Ia menegaskan bahwa hasil Musda tidak hanya sah secara formal, tetapi juga telah diimplementasikan dalam berbagai program kerja organisasi.
“Kepengurusan hasil Musda sudah bekerja efektif dan menjalankan berbagai program,” katanya.
Lebih lanjut, Epriyanto mengungkapkan bahwa pasca-Musda, pihaknya telah mengirimkan sejumlah dokumen resmi ke DPP PERBASI, termasuk rekomendasi dan administrasi yang ditandatangani dirinya sebagai ketua terpilih.
Dokumen-dokumen tersebut, kata dia, diterima tanpa adanya keberatan dari DPP, yang dinilai sebagai bentuk pengakuan terhadap hasil Musda.
“Seluruh dokumen resmi yang kami kirim diterima tanpa penolakan, ini menunjukkan adanya pengakuan secara tidak langsung,” jelasnya.
Ia juga menyoroti kehadiran perwakilan DPP PERBASI serta KONI Jawa Barat dalam pelaksanaan Musda sebagai bukti legitimasi kegiatan tersebut.
“Kehadiran perwakilan DPP dan KONI Jabar menjadi bukti bahwa Musda berlangsung sah dan terbuka,” tegasnya.
Atas dasar itu, Epriyanto menyatakan keberatan terhadap arahan Musda ulang dan pembentukan caretaker. Ia mengaku telah mengirimkan surat resmi penolakan kepada DPP PERBASI.
“Sebagai ketua terpilih, saya menolak adanya caretaker maupun Musda ulang,” tegasnya.

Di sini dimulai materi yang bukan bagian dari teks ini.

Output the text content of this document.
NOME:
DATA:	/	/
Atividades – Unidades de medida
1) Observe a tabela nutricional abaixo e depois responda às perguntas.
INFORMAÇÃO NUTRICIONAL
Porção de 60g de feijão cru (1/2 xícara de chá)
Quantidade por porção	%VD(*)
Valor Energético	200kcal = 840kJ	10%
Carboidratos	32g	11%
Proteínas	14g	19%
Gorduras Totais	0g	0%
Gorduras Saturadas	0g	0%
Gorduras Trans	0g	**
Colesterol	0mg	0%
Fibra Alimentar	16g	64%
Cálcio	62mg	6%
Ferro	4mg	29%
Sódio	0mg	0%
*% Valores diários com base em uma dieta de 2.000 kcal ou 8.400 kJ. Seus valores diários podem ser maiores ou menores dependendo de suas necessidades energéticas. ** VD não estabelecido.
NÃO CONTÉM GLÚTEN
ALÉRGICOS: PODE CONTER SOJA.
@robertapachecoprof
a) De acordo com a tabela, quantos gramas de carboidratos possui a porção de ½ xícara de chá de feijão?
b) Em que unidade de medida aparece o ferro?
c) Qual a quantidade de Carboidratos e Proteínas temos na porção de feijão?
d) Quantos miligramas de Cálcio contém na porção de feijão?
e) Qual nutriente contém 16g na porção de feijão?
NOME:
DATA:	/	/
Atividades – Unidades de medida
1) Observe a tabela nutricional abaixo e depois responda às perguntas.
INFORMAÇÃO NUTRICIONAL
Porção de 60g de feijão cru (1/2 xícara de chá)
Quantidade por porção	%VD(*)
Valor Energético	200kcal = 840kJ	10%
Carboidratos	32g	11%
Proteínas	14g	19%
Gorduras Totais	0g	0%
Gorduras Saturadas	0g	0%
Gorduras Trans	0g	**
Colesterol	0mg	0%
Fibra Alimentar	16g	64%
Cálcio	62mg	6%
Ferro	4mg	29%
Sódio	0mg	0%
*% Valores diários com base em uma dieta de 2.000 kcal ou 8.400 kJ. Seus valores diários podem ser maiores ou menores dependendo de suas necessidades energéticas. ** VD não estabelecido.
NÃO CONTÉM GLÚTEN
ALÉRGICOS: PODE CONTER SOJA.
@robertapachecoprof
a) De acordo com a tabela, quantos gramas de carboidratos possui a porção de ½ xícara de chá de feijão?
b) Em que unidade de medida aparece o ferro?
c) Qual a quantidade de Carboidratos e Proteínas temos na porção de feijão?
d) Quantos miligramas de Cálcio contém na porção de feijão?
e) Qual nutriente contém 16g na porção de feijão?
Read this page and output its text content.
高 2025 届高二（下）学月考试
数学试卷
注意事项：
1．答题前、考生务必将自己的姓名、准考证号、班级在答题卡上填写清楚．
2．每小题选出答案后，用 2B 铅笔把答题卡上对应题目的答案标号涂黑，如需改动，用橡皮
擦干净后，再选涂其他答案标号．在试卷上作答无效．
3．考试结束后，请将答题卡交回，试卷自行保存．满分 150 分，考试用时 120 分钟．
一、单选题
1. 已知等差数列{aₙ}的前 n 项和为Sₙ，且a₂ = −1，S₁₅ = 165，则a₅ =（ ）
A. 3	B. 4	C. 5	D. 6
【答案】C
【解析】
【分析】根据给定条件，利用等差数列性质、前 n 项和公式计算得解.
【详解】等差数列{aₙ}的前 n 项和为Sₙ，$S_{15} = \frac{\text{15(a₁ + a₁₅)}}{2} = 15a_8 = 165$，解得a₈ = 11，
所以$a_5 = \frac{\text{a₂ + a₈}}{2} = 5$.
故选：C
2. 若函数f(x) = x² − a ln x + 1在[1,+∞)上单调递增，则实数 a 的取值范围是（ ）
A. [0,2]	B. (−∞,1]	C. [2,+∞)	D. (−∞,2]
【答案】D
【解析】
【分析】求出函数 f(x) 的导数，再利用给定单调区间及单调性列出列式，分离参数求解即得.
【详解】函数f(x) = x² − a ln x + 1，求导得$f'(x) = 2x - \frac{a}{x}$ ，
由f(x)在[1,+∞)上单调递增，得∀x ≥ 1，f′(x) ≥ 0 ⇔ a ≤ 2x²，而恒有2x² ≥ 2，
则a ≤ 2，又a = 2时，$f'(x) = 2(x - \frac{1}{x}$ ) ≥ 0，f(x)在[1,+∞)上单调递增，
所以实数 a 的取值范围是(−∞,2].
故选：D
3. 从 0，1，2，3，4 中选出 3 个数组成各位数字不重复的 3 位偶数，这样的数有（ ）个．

Epriyanto juga membuka kemungkinan menempuh jalur hukum apabila keberatan tersebut tidak direspons. Ia memberi tenggat waktu tujuh hari sebelum membawa persoalan ini ke Badan Arbitrase Olahraga Indonesia.

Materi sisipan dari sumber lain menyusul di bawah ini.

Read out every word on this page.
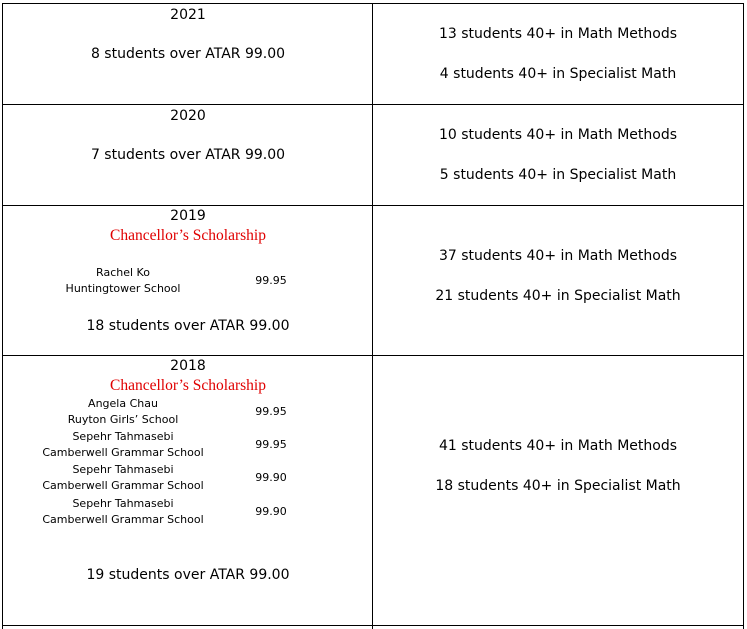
2021
8 students over ATAR 99.00
13 students 40+ in Math Methods
4 students 40+ in Specialist Math
2020
7 students over ATAR 99.00
10 students 40+ in Math Methods
5 students 40+ in Specialist Math
2019
Chancellor’s Scholarship
Rachel Ko
Huntingtower School
99.95
18 students over ATAR 99.00
37 students 40+ in Math Methods
21 students 40+ in Specialist Math
2018
Chancellor’s Scholarship
Angela Chau
Ruyton Girls’ School
99.95
Sepehr Tahmasebi
Camberwell Grammar School
99.95
Sepehr Tahmasebi
Camberwell Grammar School
99.90
Sepehr Tahmasebi
Camberwell Grammar School
99.90
19 students over ATAR 99.00
41 students 40+ in Math Methods
18 students 40+ in Specialist Math
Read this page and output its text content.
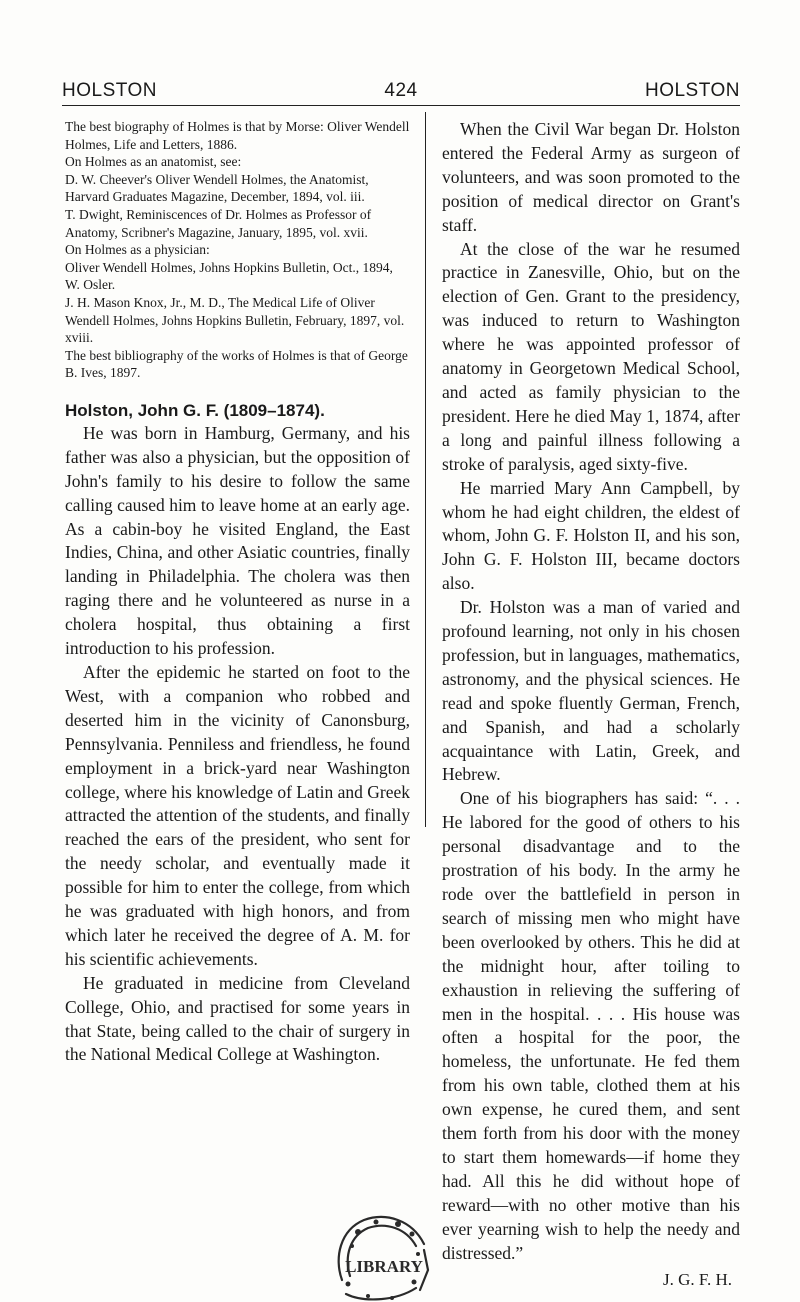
HOLSTON	424	HOLSTON

The best biography of Holmes is that by Morse: Oliver Wendell Holmes, Life and Letters, 1886.

On Holmes as an anatomist, see:

D. W. Cheever's Oliver Wendell Holmes, the Anatomist, Harvard Graduates Magazine, December, 1894, vol. iii.

T. Dwight, Reminiscences of Dr. Holmes as Professor of Anatomy, Scribner's Magazine, January, 1895, vol. xvii.

On Holmes as a physician:

Oliver Wendell Holmes, Johns Hopkins Bulletin, Oct., 1894, W. Osler.

J. H. Mason Knox, Jr., M. D., The Medical Life of Oliver Wendell Holmes, Johns Hopkins Bulletin, February, 1897, vol. xviii.

The best bibliography of the works of Holmes is that of George B. Ives, 1897.

Holston, John G. F. (1809–1874).

He was born in Hamburg, Germany, and his father was also a physician, but the opposition of John's family to his desire to follow the same calling caused him to leave home at an early age. As a cabin-boy he visited England, the East Indies, China, and other Asiatic countries, finally landing in Philadelphia. The cholera was then raging there and he volunteered as nurse in a cholera hospital, thus obtaining a first introduction to his profession.

After the epidemic he started on foot to the West, with a companion who robbed and deserted him in the vicinity of Canonsburg, Pennsylvania. Penniless and friendless, he found employment in a brick-yard near Washington college, where his knowledge of Latin and Greek attracted the attention of the students, and finally reached the ears of the president, who sent for the needy scholar, and eventually made it possible for him to enter the college, from which he was graduated with high honors, and from which later he received the degree of A. M. for his scientific achievements.

He graduated in medicine from Cleveland College, Ohio, and practised for some years in that State, being called to the chair of surgery in the National Medical College at Washington.

When the Civil War began Dr. Holston entered the Federal Army as surgeon of volunteers, and was soon promoted to the position of medical director on Grant's staff.

At the close of the war he resumed practice in Zanesville, Ohio, but on the election of Gen. Grant to the presidency, was induced to return to Washington where he was appointed professor of anatomy in Georgetown Medical School, and acted as family physician to the president. Here he died May 1, 1874, after a long and painful illness following a stroke of paralysis, aged sixty-five.

He married Mary Ann Campbell, by whom he had eight children, the eldest of whom, John G. F. Holston II, and his son, John G. F. Holston III, became doctors also.

Dr. Holston was a man of varied and profound learning, not only in his chosen profession, but in languages, mathematics, astronomy, and the physical sciences. He read and spoke fluently German, French, and Spanish, and had a scholarly acquaintance with Latin, Greek, and Hebrew.

One of his biographers has said: “. . . He labored for the good of others to his personal disadvantage and to the prostration of his body. In the army he rode over the battlefield in person in search of missing men who might have been overlooked by others. This he did at the midnight hour, after toiling to exhaustion in relieving the suffering of men in the hospital. . . . His house was often a hospital for the poor, the homeless, the unfortunate. He fed them from his own table, clothed them at his own expense, he cured them, and sent them forth from his door with the money to start them homewards—if home they had. All this he did without hope of reward—with no other motive than his ever yearning wish to help the needy and distressed.”

J. G. F. H.
LIBRARY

“Jika tidak ada tanggapan, kami akan membawa persoalan ini ke arbitrase olahraga,” ungkapnya.
Di tengah polemik tersebut, Epriyanto memastikan persiapan cabang olahraga bola basket untuk Pekan Olahraga Provinsi (Porprov) Jawa Barat tetap berjalan sesuai rencana.
“Persiapan Porprov sudah selesai, tinggal pelaksanaan. Tidak ada yang terganggu,” pungkasnya. (*)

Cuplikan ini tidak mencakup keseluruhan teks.